The Masculinist Revolt
by William Tenn
I
The Coming of the Codpiece
Historians of the period between 1990 and 2015 disagree violently on the causes of the Masculinist Revolt. Some see it as a sexual earthquake of nationwide proportions that was long overdue. Others contend that an elderly bachelor founded the Movement only to save himself from bankruptcy and saw it turn into a terrifying monster that swallowed him alive.
This P. Edward Pollyglow—fondly nicknamed “Old Pep” by his followers—was the last of a family distinguished for generations in the men’s wear manufacturing line. Pollyglow’s factory produced only one item, men’s all-purpose jumpers, and had always operated at full capacity—up to the moment the Interchangeable Style came in. Then, abruptly, overnight it seemed, there was no longer a market for purely male apparel.
He refused to admit that he and all of his machinery had become obsolete as the result of a simple change in fashion. What if the Interchangeable Style ruled out all sexual differentiation? “Try to make us swallow that!” he cackled at first. “Just try!”

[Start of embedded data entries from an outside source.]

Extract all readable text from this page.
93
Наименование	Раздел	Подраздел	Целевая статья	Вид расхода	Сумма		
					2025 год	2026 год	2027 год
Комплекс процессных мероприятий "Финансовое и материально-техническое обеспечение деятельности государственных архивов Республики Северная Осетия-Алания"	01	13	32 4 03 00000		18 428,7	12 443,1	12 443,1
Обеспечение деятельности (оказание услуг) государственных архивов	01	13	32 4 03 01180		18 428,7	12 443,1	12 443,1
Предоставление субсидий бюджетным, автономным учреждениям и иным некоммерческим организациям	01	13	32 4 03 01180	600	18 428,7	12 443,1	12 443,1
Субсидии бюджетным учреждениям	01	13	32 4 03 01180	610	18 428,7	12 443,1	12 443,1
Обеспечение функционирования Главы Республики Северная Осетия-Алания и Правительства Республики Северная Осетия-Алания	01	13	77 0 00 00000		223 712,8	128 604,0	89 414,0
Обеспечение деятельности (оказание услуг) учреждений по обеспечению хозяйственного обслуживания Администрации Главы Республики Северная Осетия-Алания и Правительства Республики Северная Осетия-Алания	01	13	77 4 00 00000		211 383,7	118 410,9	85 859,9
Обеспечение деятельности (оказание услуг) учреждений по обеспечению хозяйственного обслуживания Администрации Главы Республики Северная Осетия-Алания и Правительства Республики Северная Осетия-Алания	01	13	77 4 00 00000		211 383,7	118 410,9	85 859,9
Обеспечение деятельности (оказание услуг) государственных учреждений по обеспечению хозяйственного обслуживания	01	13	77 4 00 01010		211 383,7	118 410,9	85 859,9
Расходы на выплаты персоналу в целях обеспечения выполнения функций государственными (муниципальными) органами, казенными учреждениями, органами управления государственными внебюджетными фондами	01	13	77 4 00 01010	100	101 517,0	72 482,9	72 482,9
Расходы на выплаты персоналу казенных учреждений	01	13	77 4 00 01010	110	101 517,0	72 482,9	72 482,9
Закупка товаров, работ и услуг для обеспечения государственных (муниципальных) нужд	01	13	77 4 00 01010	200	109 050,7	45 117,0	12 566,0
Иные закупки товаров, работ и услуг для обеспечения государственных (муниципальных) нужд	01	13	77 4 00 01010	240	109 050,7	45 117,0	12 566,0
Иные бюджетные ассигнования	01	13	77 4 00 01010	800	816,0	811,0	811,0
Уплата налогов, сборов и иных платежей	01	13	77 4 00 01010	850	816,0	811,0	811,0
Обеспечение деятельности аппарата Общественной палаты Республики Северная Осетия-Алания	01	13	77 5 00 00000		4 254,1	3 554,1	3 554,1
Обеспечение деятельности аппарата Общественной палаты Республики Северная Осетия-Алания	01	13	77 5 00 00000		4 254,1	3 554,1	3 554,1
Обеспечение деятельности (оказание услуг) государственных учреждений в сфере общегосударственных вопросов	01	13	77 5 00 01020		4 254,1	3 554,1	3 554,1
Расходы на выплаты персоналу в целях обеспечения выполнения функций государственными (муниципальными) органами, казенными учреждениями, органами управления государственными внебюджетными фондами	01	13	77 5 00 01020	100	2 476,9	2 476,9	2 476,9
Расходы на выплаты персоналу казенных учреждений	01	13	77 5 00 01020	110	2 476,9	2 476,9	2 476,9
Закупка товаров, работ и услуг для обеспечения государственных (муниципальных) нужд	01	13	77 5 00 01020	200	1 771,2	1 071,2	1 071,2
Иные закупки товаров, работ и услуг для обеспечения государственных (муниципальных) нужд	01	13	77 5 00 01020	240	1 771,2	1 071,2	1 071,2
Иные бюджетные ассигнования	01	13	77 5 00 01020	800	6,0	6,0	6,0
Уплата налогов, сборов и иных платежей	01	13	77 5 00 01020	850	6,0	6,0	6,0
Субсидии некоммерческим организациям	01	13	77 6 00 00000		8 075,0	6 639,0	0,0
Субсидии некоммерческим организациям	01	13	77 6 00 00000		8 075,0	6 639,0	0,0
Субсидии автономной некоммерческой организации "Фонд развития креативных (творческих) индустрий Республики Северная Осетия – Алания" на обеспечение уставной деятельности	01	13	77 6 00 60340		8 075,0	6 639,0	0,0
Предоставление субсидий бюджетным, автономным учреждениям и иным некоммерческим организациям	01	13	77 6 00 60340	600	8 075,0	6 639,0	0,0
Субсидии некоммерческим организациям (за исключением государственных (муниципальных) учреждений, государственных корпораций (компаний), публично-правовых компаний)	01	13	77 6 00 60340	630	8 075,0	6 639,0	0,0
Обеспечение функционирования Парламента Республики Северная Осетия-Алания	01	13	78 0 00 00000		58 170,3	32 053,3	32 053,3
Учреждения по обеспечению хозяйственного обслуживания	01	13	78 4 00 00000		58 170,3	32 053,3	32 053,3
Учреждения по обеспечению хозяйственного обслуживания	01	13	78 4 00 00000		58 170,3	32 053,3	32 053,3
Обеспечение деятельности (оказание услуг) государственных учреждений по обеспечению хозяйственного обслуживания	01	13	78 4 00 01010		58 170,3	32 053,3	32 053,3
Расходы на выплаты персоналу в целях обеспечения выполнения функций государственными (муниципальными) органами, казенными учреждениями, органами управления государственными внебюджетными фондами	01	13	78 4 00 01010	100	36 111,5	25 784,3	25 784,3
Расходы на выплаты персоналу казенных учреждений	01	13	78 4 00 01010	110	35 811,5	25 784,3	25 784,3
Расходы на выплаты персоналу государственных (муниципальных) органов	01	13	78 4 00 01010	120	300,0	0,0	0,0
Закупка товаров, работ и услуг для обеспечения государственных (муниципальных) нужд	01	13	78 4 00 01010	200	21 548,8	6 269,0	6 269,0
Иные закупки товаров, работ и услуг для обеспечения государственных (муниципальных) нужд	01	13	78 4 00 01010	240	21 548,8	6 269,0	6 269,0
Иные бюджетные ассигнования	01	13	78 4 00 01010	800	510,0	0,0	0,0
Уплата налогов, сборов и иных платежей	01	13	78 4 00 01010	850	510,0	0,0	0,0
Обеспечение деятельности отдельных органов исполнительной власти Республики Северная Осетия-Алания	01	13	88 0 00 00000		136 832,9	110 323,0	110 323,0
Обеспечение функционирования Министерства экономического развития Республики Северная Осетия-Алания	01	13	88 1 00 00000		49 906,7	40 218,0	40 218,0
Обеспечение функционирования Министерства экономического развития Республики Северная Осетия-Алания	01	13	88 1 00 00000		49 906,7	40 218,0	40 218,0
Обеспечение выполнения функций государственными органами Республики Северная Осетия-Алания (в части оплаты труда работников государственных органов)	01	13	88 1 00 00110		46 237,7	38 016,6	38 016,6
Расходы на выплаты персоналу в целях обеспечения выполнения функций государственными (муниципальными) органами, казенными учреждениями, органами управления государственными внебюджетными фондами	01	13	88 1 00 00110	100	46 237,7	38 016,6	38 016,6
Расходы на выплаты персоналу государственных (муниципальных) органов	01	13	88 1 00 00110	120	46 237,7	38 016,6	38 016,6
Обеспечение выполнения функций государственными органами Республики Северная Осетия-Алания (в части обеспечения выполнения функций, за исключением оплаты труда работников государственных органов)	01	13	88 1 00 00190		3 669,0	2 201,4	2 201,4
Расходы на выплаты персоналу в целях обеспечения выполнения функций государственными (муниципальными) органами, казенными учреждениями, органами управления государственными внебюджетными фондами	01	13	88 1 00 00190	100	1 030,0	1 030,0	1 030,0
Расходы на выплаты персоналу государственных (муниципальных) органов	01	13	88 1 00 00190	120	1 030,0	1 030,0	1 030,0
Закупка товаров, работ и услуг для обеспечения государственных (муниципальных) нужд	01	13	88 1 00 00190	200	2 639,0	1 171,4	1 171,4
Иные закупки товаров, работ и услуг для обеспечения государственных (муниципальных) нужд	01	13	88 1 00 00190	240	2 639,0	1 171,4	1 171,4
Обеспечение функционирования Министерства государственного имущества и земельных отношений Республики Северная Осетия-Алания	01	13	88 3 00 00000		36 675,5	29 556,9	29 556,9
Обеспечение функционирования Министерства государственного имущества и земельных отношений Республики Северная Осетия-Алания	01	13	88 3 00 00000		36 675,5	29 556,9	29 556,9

But the red ink on his ledgers proved that his countrymen, however unhappily, were swallowing it.
Pollyglow began to spend long hours brooding at home instead of sitting nervously in his idle office. Chiefly he brooded on the pushing-around men had taken from women all through the twentieth century. Men had once been proud creatures; they had asserted themselves; they had enjoyed a high rank in human society. What had happened?
Most of their troubles could be traced to a development that occurred shortly before World War I, he decided. “Man-tailoring,” the first identifiable villain.
When used in connection with women’s clothes, “man-tailoring” implied that certain tweed skirts and cloth coats featured unusually meticulous workmanship. Its vogue was followed by the imitative patterns: slacks for trousers, blouses for shirts, essentially male garments which had been frilled here and furbelowed there and given new, feminine names. The “his-and-hers” fashions came next; they were universal by 1991.